Friday, January 17, 2014

Puerto Rico: US Congress Expected to Fund Referendum on Statehood, Alternatives

According to EFE, the US House of Representatives’ approval of a budgetary line item to provide funding for a referendum supervised by Washington on Puerto Rico’s legal status is considered historic by pro-statehood parties in the island.

It is expected that the Senate will approve the budget bill in the next few days.

Pedro Pierluisi, whose opposition party, the New Progressive Party (NPP), is in favor of making Puerto Rico the 51st state, said that late Wednesday evening (January 15) the House approved the allocation of $2.5 million to organize the referendum. 
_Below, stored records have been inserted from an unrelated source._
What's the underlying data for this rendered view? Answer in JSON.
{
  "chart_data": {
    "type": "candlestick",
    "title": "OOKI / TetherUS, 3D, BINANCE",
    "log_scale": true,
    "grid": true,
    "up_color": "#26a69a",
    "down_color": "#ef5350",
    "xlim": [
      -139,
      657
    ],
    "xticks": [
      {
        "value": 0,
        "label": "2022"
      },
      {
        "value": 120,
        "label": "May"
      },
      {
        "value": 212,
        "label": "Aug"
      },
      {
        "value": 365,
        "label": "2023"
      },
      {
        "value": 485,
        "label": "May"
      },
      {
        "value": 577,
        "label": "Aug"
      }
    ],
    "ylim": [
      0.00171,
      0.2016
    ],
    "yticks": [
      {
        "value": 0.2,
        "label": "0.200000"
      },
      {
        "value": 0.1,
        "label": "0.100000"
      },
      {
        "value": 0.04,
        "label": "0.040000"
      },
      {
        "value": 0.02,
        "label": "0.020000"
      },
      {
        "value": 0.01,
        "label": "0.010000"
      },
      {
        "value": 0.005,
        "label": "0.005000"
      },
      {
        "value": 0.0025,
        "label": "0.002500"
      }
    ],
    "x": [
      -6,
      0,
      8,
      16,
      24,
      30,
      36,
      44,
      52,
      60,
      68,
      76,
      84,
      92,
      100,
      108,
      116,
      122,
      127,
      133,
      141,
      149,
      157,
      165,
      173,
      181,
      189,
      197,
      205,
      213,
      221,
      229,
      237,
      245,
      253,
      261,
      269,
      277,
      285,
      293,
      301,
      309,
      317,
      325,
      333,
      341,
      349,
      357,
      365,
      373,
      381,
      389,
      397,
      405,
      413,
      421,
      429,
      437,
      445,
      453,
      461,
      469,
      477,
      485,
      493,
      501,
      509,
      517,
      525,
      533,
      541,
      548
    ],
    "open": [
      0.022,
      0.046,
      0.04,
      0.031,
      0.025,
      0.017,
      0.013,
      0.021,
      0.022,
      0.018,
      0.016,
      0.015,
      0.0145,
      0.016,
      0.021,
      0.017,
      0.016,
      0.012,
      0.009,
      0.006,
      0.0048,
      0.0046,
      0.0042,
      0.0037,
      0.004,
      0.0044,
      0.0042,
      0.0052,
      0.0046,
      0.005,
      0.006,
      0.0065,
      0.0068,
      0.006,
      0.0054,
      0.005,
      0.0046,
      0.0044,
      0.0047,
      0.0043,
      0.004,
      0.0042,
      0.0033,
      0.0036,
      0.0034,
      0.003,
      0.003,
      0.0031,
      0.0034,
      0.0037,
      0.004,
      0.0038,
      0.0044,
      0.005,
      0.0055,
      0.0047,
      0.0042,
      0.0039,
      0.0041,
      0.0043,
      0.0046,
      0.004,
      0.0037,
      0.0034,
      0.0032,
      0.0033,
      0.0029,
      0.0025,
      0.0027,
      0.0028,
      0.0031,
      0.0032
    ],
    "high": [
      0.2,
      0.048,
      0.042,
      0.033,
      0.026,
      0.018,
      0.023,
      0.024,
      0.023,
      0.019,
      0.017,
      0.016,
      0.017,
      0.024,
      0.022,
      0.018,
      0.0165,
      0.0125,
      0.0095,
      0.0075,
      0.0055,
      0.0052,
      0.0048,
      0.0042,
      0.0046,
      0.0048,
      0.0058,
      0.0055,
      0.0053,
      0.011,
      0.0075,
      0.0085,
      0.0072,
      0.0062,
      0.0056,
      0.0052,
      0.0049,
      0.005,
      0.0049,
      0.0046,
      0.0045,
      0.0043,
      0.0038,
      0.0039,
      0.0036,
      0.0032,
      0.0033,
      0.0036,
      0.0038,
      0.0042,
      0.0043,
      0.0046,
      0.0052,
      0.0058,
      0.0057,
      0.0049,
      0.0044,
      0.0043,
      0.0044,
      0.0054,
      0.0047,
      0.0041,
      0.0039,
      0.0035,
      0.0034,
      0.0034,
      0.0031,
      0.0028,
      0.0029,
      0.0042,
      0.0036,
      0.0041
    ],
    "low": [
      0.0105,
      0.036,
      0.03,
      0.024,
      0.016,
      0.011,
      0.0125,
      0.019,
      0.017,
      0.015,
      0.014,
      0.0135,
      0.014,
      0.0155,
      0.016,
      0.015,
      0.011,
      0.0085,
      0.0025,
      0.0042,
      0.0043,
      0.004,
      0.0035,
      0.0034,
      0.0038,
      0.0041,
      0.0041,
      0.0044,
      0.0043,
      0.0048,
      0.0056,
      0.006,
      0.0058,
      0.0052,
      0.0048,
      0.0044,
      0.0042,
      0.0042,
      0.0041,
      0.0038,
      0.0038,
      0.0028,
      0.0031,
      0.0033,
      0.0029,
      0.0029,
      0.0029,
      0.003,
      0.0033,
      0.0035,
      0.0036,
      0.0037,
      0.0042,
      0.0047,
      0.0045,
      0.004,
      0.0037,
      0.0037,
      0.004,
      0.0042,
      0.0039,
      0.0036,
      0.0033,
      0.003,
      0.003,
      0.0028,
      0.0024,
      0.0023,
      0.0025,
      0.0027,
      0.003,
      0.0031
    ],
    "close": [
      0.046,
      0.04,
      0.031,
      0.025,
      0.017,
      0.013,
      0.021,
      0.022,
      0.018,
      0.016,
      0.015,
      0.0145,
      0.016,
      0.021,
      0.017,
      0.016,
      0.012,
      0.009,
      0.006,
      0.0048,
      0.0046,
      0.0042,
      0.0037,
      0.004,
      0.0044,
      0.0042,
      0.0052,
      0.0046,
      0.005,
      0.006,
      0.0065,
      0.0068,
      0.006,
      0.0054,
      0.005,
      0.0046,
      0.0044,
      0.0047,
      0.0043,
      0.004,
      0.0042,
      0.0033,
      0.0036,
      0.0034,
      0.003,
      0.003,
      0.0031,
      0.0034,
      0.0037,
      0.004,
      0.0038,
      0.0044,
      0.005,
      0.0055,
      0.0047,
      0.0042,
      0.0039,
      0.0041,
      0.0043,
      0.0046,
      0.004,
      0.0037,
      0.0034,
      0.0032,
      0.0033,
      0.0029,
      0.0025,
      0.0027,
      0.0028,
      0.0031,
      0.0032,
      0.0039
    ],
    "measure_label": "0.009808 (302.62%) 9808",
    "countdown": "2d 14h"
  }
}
The funding has no deadline or time limit and is subject to the requirement that the funds also be used to inform and educate the Puerto Rican public about the different options among which they will be allowed to choose.

The referendum will consult Puerto Ricans about their opinions on the island’s relationship with Washington and will be conditional upon the US Department of Justice approving the results of the referendum, so that it can be guaranteed that the phrasing of the questions adheres to the Constitution.

COMMENT: Incumbent Governor Alejandro García Padilla, who is also the leader of Puerto Rico’s other main party, the Popular Democratic Party (PDP), favors maintaining the island’s status as a Free Associated State, or Commonwealth, of the US.

The US invaded Puerto Rico during the Spanish-American War.

Island residents were granted US citizenship in 1917, but they cannot vote in presidential elections, though Puerto Ricans living in the continental United States can.

Since 1952, the island has been a Free Associated State of the United States, an unincorporated territory with broad internal autonomy.

Fifty-four percent of Puerto Rican voters supported a change in status in a non-binding referendum coinciding with the November 2012 gubernatorial election.

The ballot consisted of two questions.

Sixty-one percent of those who answered the second question favored statehood over the other two choices: enhanced commonwealth status – the PPD’s proposal – or independence.

More than 460,000 Puerto Ricans who voted on the first status question did not respond to the second question, thus nullifying the results.

Pierluisi is of the opinion that the only possible options for Puerto Rico’s future status are US statehood or independence.

One can only hope that the incumbent governor, who opposes statehood, and the NPP, who is in favor of statehood, will ensure that the referendum is objectively implemented, although given the fact that Washington, DC has rendered lobbying a global art-form, a truly fair referendum is unlikely.

From a law enforcement standpoint, the fact that Puerto Rico has a crime rate DOUBLE that of Chicago, IL—the highest crime rate in the US Mainland—and a homicide clearance rate of only 25% suggests that making Puerto Rico the 51st state would be an unwise decision.

With all of the US’ challenges under the Obama Administration, adding Puerto Rico as the 51st state would simply exasperate Washington’s already overloaded political agenda.

Of course, given the fact that 75% of the Latin vote cast their vote for President Obama in the last presidential election, suggests that it is in the Democratic Party’s best interest to see Puerto Rico becoming the 51st state.